Dans certains cas, la thérapie complexe utilise des médicaments normalisant le tonus vasculaire et améliorant les propriétés rhéologiques du sang (cavinton, trental), des inhibiteurs des enzymes protéolytiques (contrykal, gordox), des préparations stabilisant les membranes cellulaires et des angioprotecteurs (dicinone, troxevasine, ascorutine).

Afin de normaliser les processus métaboliques dans les neurones du cerveau, des nootropes sont utilisés - nootropil, piracétam, aminalon, cérébrolysine, pantogame.

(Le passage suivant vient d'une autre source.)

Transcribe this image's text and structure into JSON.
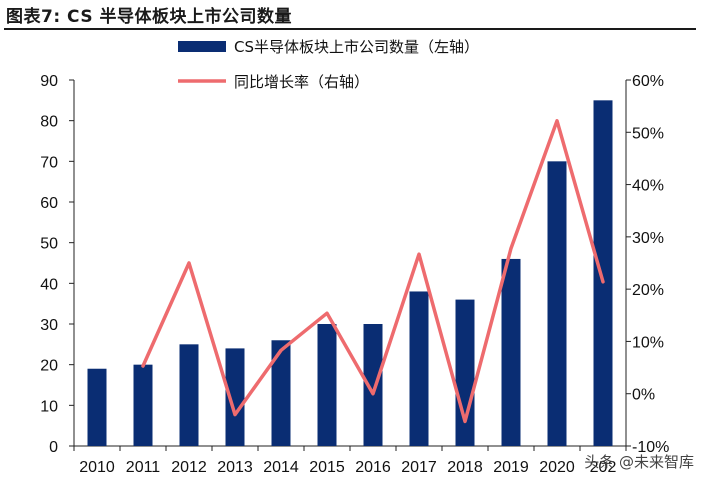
{
  "figure_title": "图表7:  CS 半导体板块上市公司数量",
  "watermark": "头条 @未来智库",
  "colors": {
    "bar": "#0a2d73",
    "line": "#ee6b6e",
    "axis": "#222222"
  },
  "chart_data": {
    "type": "bar",
    "categories": [
      "2010",
      "2011",
      "2012",
      "2013",
      "2014",
      "2015",
      "2016",
      "2017",
      "2018",
      "2019",
      "2020",
      "2021"
    ],
    "x_tick_labels": [
      "2010",
      "2011",
      "2012",
      "2013",
      "2014",
      "2015",
      "2016",
      "2017",
      "2018",
      "2019",
      "2020",
      "202"
    ],
    "series": [
      {
        "name": "CS半导体板块上市公司数量（左轴）",
        "type": "bar",
        "axis": "left",
        "values": [
          19,
          20,
          25,
          24,
          26,
          30,
          30,
          38,
          36,
          46,
          70,
          85
        ]
      },
      {
        "name": "同比增长率（右轴）",
        "type": "line",
        "axis": "right",
        "values": [
          null,
          5.3,
          25.0,
          -4.0,
          8.3,
          15.4,
          0.0,
          26.7,
          -5.3,
          27.8,
          52.2,
          21.4
        ]
      }
    ],
    "left_axis": {
      "ylim": [
        0,
        90
      ],
      "ticks": [
        "0",
        "10",
        "20",
        "30",
        "40",
        "50",
        "60",
        "70",
        "80",
        "90"
      ]
    },
    "right_axis": {
      "ylim": [
        -10,
        60
      ],
      "ticks": [
        "-10%",
        "0%",
        "10%",
        "20%",
        "30%",
        "40%",
        "50%",
        "60%"
      ]
    },
    "legend_position": "top-center",
    "grid": false
  }
}
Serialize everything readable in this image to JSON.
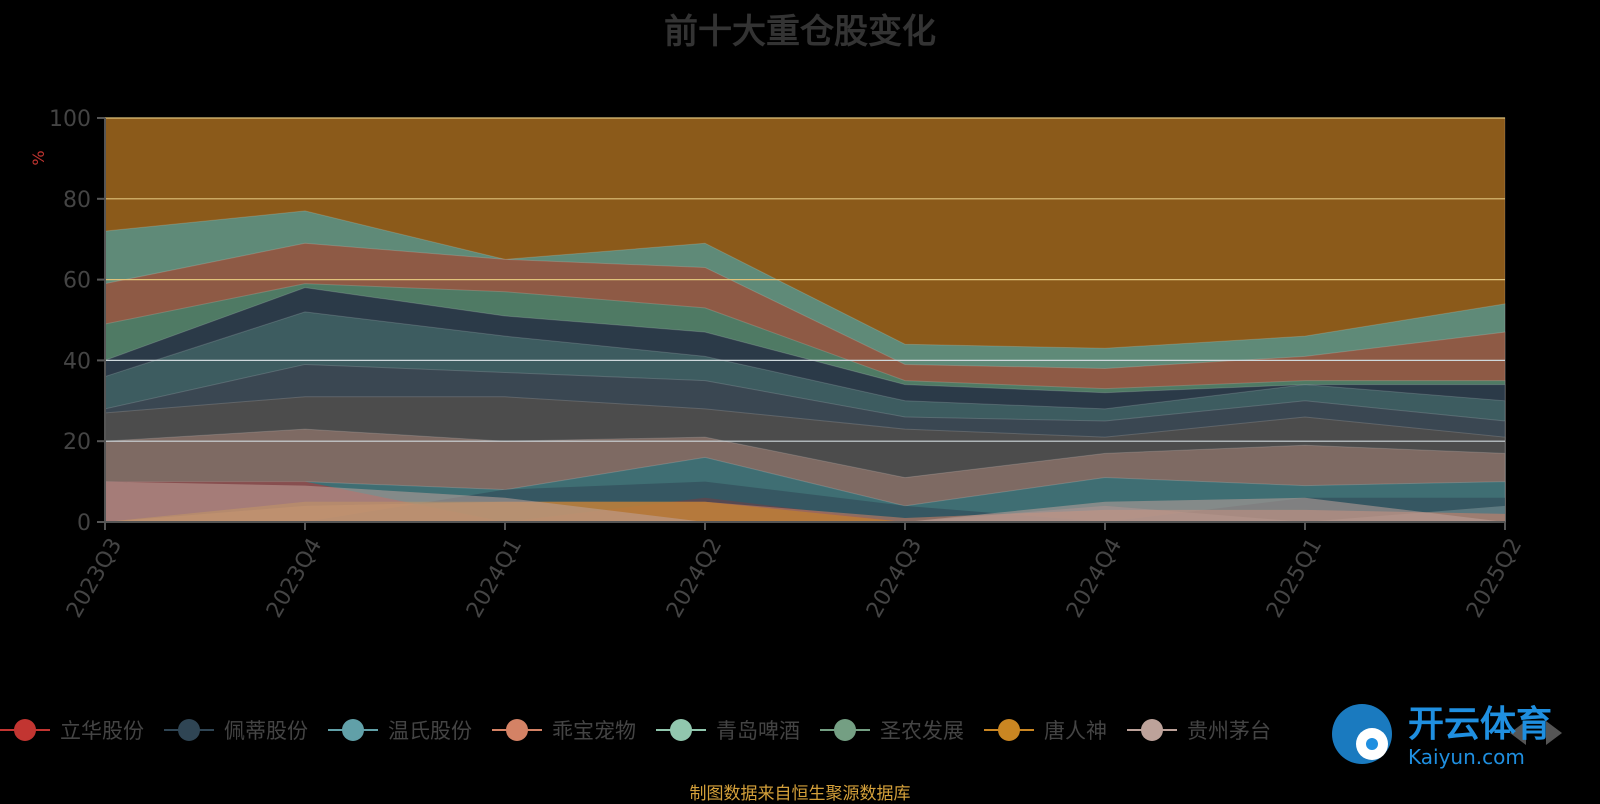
{
  "chart_data": {
    "type": "area",
    "title": "前十大重仓股变化",
    "ylabel": "%",
    "ylim": [
      0,
      100
    ],
    "yticks": [
      0,
      20,
      40,
      60,
      80,
      100
    ],
    "categories": [
      "2023Q3",
      "2023Q4",
      "2024Q1",
      "2024Q2",
      "2024Q3",
      "2024Q4",
      "2025Q1",
      "2025Q2"
    ],
    "stacked": true,
    "grid": true,
    "legend_position": "bottom",
    "series": [
      {
        "name": "立华股份",
        "color": "#c23531",
        "values": [
          10,
          10,
          0,
          6,
          0,
          4,
          0,
          4
        ]
      },
      {
        "name": "佩蒂股份",
        "color": "#2f4554",
        "values": [
          0,
          0,
          8,
          10,
          4,
          0,
          6,
          6
        ]
      },
      {
        "name": "温氏股份",
        "color": "#61a0a8",
        "values": [
          0,
          0,
          0,
          0,
          0,
          4,
          0,
          4
        ]
      },
      {
        "name": "乖宝宠物",
        "color": "#d48265",
        "values": [
          0,
          4,
          5,
          5,
          1,
          3,
          3,
          2
        ]
      },
      {
        "name": "青岛啤酒",
        "color": "#91c7ae",
        "values": [
          0,
          0,
          0,
          0,
          0,
          0,
          0,
          0
        ]
      },
      {
        "name": "圣农发展",
        "color": "#749f83",
        "values": [
          0,
          0,
          0,
          0,
          0,
          0,
          0,
          0
        ]
      },
      {
        "name": "唐人神",
        "color": "#ca8622",
        "values": [
          0,
          5,
          5,
          5,
          0,
          0,
          0,
          0
        ]
      },
      {
        "name": "贵州茅台",
        "color": "#bda29a",
        "values": [
          10,
          9,
          6,
          0,
          0,
          5,
          6,
          0
        ]
      }
    ],
    "background_series": [
      {
        "color": "#8b5a1a",
        "values": [
          100,
          100,
          100,
          100,
          100,
          100,
          100,
          100
        ]
      },
      {
        "color": "#5f8a78",
        "values": [
          72,
          77,
          65,
          69,
          44,
          43,
          46,
          54
        ]
      },
      {
        "color": "#8e5a45",
        "values": [
          59,
          69,
          65,
          63,
          39,
          38,
          41,
          47
        ]
      },
      {
        "color": "#4f7a64",
        "values": [
          49,
          59,
          57,
          53,
          35,
          33,
          35,
          35
        ]
      },
      {
        "color": "#2b3a48",
        "values": [
          40,
          58,
          51,
          47,
          34,
          32,
          34,
          34
        ]
      },
      {
        "color": "#3d5c60",
        "values": [
          36,
          52,
          46,
          41,
          30,
          28,
          34,
          30
        ]
      },
      {
        "color": "#3a4752",
        "values": [
          28,
          39,
          37,
          35,
          26,
          25,
          30,
          25
        ]
      },
      {
        "color": "#4c4c4c",
        "values": [
          27,
          31,
          31,
          28,
          23,
          21,
          26,
          21
        ]
      },
      {
        "color": "#7e6a63",
        "values": [
          20,
          23,
          20,
          21,
          11,
          17,
          19,
          17
        ]
      },
      {
        "color": "#3f6e73",
        "values": [
          10,
          10,
          8,
          16,
          4,
          11,
          9,
          10
        ]
      }
    ]
  },
  "legend": {
    "items": [
      {
        "label": "立华股份",
        "color": "#c23531"
      },
      {
        "label": "佩蒂股份",
        "color": "#2f4554"
      },
      {
        "label": "温氏股份",
        "color": "#61a0a8"
      },
      {
        "label": "乖宝宠物",
        "color": "#d48265"
      },
      {
        "label": "青岛啤酒",
        "color": "#91c7ae"
      },
      {
        "label": "圣农发展",
        "color": "#749f83"
      },
      {
        "label": "唐人神",
        "color": "#ca8622"
      },
      {
        "label": "贵州茅台",
        "color": "#bda29a"
      }
    ]
  },
  "footer": {
    "note": "制图数据来自恒生聚源数据库"
  },
  "watermark": {
    "brand": "开云体育",
    "domain": "Kaiyun.com"
  }
}
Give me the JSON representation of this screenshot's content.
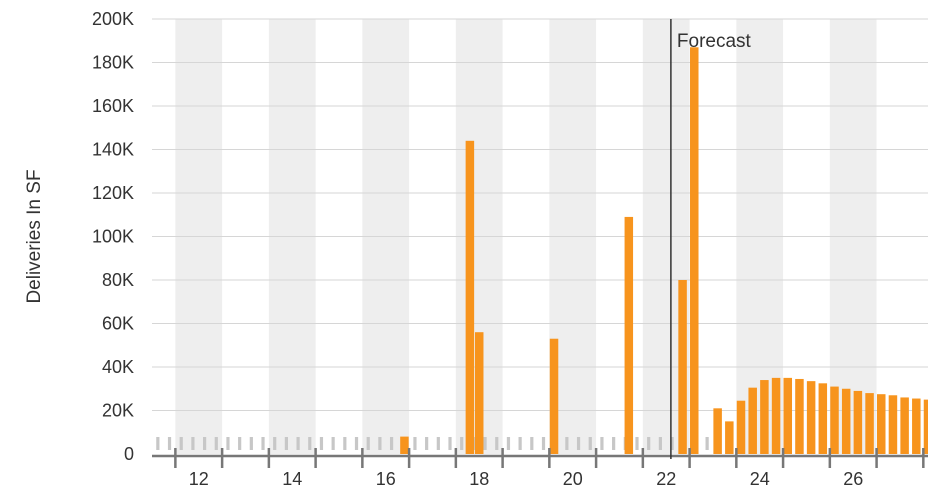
{
  "chart_data": {
    "type": "bar",
    "title": "",
    "ylabel": "Deliveries In SF",
    "xlabel": "",
    "x_ticks": [
      "12",
      "14",
      "16",
      "18",
      "20",
      "22",
      "24",
      "26"
    ],
    "y_ticks": [
      "0",
      "20K",
      "40K",
      "60K",
      "80K",
      "100K",
      "120K",
      "140K",
      "160K",
      "180K",
      "200K"
    ],
    "xlim": [
      11,
      27.6
    ],
    "ylim": [
      0,
      200000
    ],
    "forecast_x": 22.1,
    "forecast_label": "Forecast",
    "grid": true,
    "alternate_year_bands": true,
    "bar_color": "#f7941d",
    "series": [
      {
        "values": [
          {
            "x": 16.4,
            "y": 8000
          },
          {
            "x": 17.8,
            "y": 144000
          },
          {
            "x": 18.0,
            "y": 56000
          },
          {
            "x": 19.6,
            "y": 53000
          },
          {
            "x": 21.2,
            "y": 109000
          },
          {
            "x": 22.35,
            "y": 80000
          },
          {
            "x": 22.6,
            "y": 187000
          },
          {
            "x": 23.1,
            "y": 21000
          },
          {
            "x": 23.35,
            "y": 15000
          },
          {
            "x": 23.6,
            "y": 24500
          },
          {
            "x": 23.85,
            "y": 30500
          },
          {
            "x": 24.1,
            "y": 34000
          },
          {
            "x": 24.35,
            "y": 35000
          },
          {
            "x": 24.6,
            "y": 35000
          },
          {
            "x": 24.85,
            "y": 34500
          },
          {
            "x": 25.1,
            "y": 33500
          },
          {
            "x": 25.35,
            "y": 32500
          },
          {
            "x": 25.6,
            "y": 31000
          },
          {
            "x": 25.85,
            "y": 30000
          },
          {
            "x": 26.1,
            "y": 29000
          },
          {
            "x": 26.35,
            "y": 28000
          },
          {
            "x": 26.6,
            "y": 27500
          },
          {
            "x": 26.85,
            "y": 27000
          },
          {
            "x": 27.1,
            "y": 26000
          },
          {
            "x": 27.35,
            "y": 25500
          },
          {
            "x": 27.6,
            "y": 25000
          }
        ]
      }
    ]
  }
}
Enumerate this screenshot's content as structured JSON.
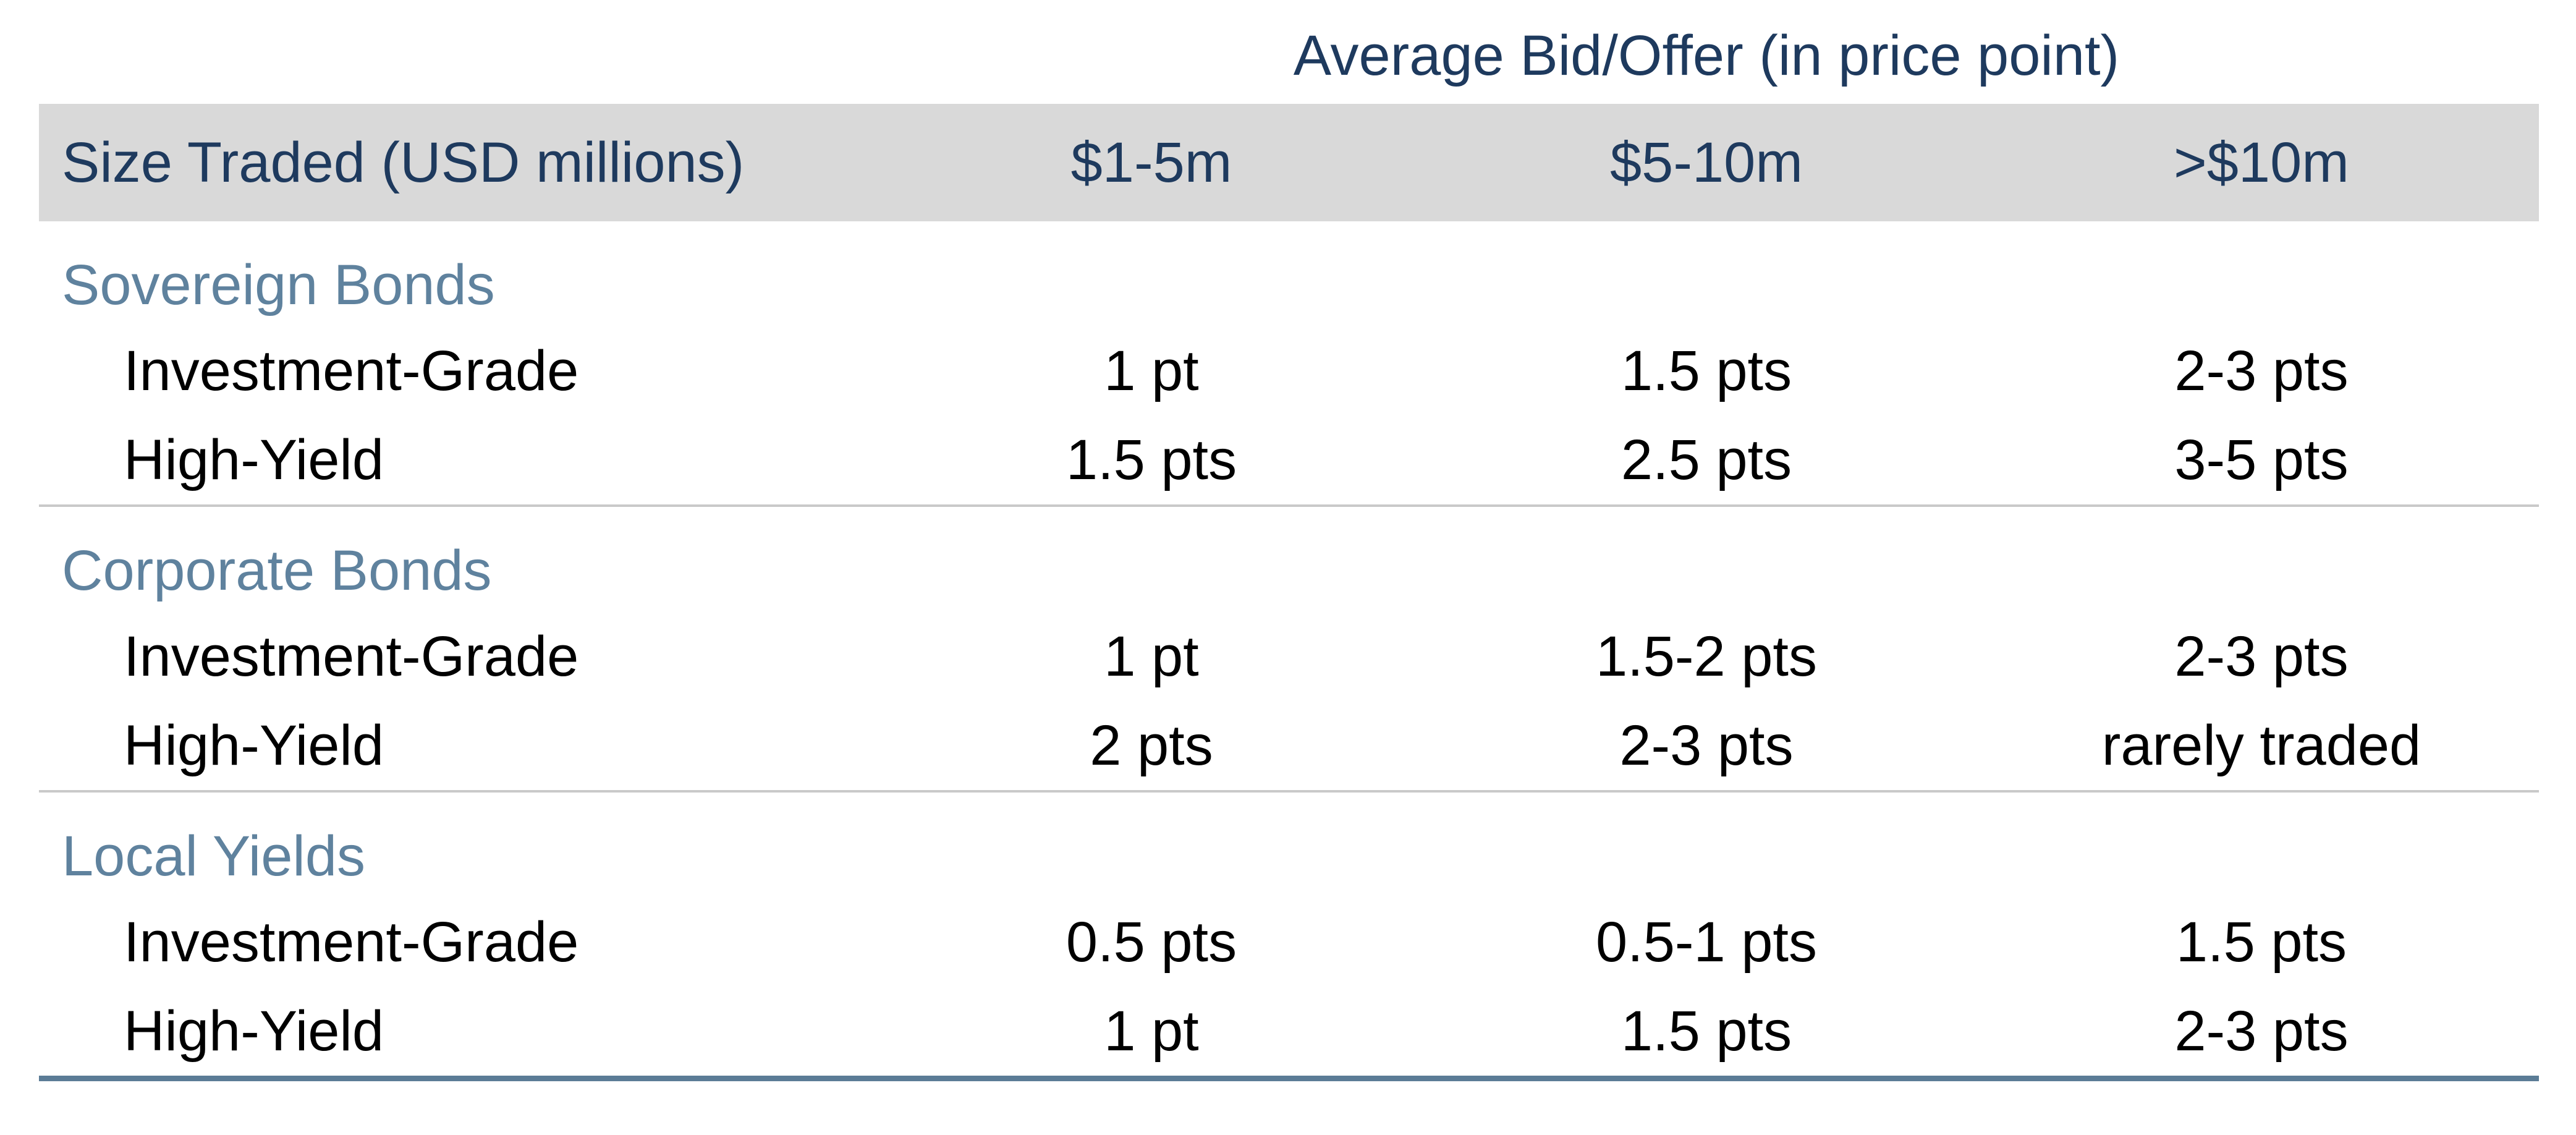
{
  "title": "Average Bid/Offer (in price point)",
  "colors": {
    "header_text": "#1e3a5e",
    "section_header_text": "#5f829e",
    "data_text": "#000000",
    "header_band_bg": "#d9d9d9",
    "section_divider": "#c9c9c9",
    "bottom_rule": "#5b7c96",
    "background": "#ffffff"
  },
  "table": {
    "header": {
      "size_traded_label": "Size Traded (USD millions)",
      "columns": [
        "$1-5m",
        "$5-10m",
        ">$10m"
      ]
    },
    "sections": [
      {
        "name": "Sovereign Bonds",
        "rows": [
          {
            "label": "Investment-Grade",
            "values": [
              "1 pt",
              "1.5 pts",
              "2-3 pts"
            ]
          },
          {
            "label": "High-Yield",
            "values": [
              "1.5 pts",
              "2.5 pts",
              "3-5 pts"
            ]
          }
        ]
      },
      {
        "name": "Corporate Bonds",
        "rows": [
          {
            "label": "Investment-Grade",
            "values": [
              "1 pt",
              "1.5-2 pts",
              "2-3 pts"
            ]
          },
          {
            "label": "High-Yield",
            "values": [
              "2 pts",
              "2-3 pts",
              "rarely traded"
            ]
          }
        ]
      },
      {
        "name": "Local Yields",
        "rows": [
          {
            "label": "Investment-Grade",
            "values": [
              "0.5 pts",
              "0.5-1 pts",
              "1.5 pts"
            ]
          },
          {
            "label": "High-Yield",
            "values": [
              "1 pt",
              "1.5 pts",
              "2-3 pts"
            ]
          }
        ]
      }
    ]
  },
  "chart_data": {
    "type": "table",
    "title": "Average Bid/Offer (in price point)",
    "columns": [
      "Size Traded (USD millions)",
      "$1-5m",
      "$5-10m",
      ">$10m"
    ],
    "rows": [
      [
        "Sovereign Bonds",
        "",
        "",
        ""
      ],
      [
        "Investment-Grade",
        "1 pt",
        "1.5 pts",
        "2-3 pts"
      ],
      [
        "High-Yield",
        "1.5 pts",
        "2.5 pts",
        "3-5 pts"
      ],
      [
        "Corporate Bonds",
        "",
        "",
        ""
      ],
      [
        "Investment-Grade",
        "1 pt",
        "1.5-2 pts",
        "2-3 pts"
      ],
      [
        "High-Yield",
        "2 pts",
        "2-3 pts",
        "rarely traded"
      ],
      [
        "Local Yields",
        "",
        "",
        ""
      ],
      [
        "Investment-Grade",
        "0.5 pts",
        "0.5-1 pts",
        "1.5 pts"
      ],
      [
        "High-Yield",
        "1 pt",
        "1.5 pts",
        "2-3 pts"
      ]
    ],
    "layout": {
      "header_band": true,
      "section_dividers": true,
      "value_alignment": "center",
      "label_alignment": "left"
    }
  }
}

Cours et résultat dépend en grande partie de l’adéquation du traitement par perfusion en cours. Le développement de l'œdème cérébral est toujours dangereux pour la vie du patient. L'œdème ou la compression des centres vitaux du tronc est la cause la plus courante de décès. La compression du tronc cérébral est plus fréquente chez les enfants de plus de 2 ans, car à un âge plus précoce, il existe des conditions pour la décompression naturelle en raison d'une augmentation de la capacité de l'espace sous-arachnoïdien, de la compliance des sutures et des ressorts. Un des résultats possibles de l'œdème est le développement d'une encéphalopathie post-hypoxique avec syndrome de décortication ou de décérébration. Un pronostic défavorable est la disparition de l'activité spontanée sur l'EEG. En clinique, il y a des convulsions toniques du type de rigidité de décérébration, un réflexe d'automatisme oral avec une extension de la zone réflexogène, l'apparition de réflexes néonatals qui se sont éteints avec l'âge.

Des complications infectieuses spécifiques - méningite, encéphalite, méningo-encéphalite - qui aggravent gravement le pronostic constituent une grande menace.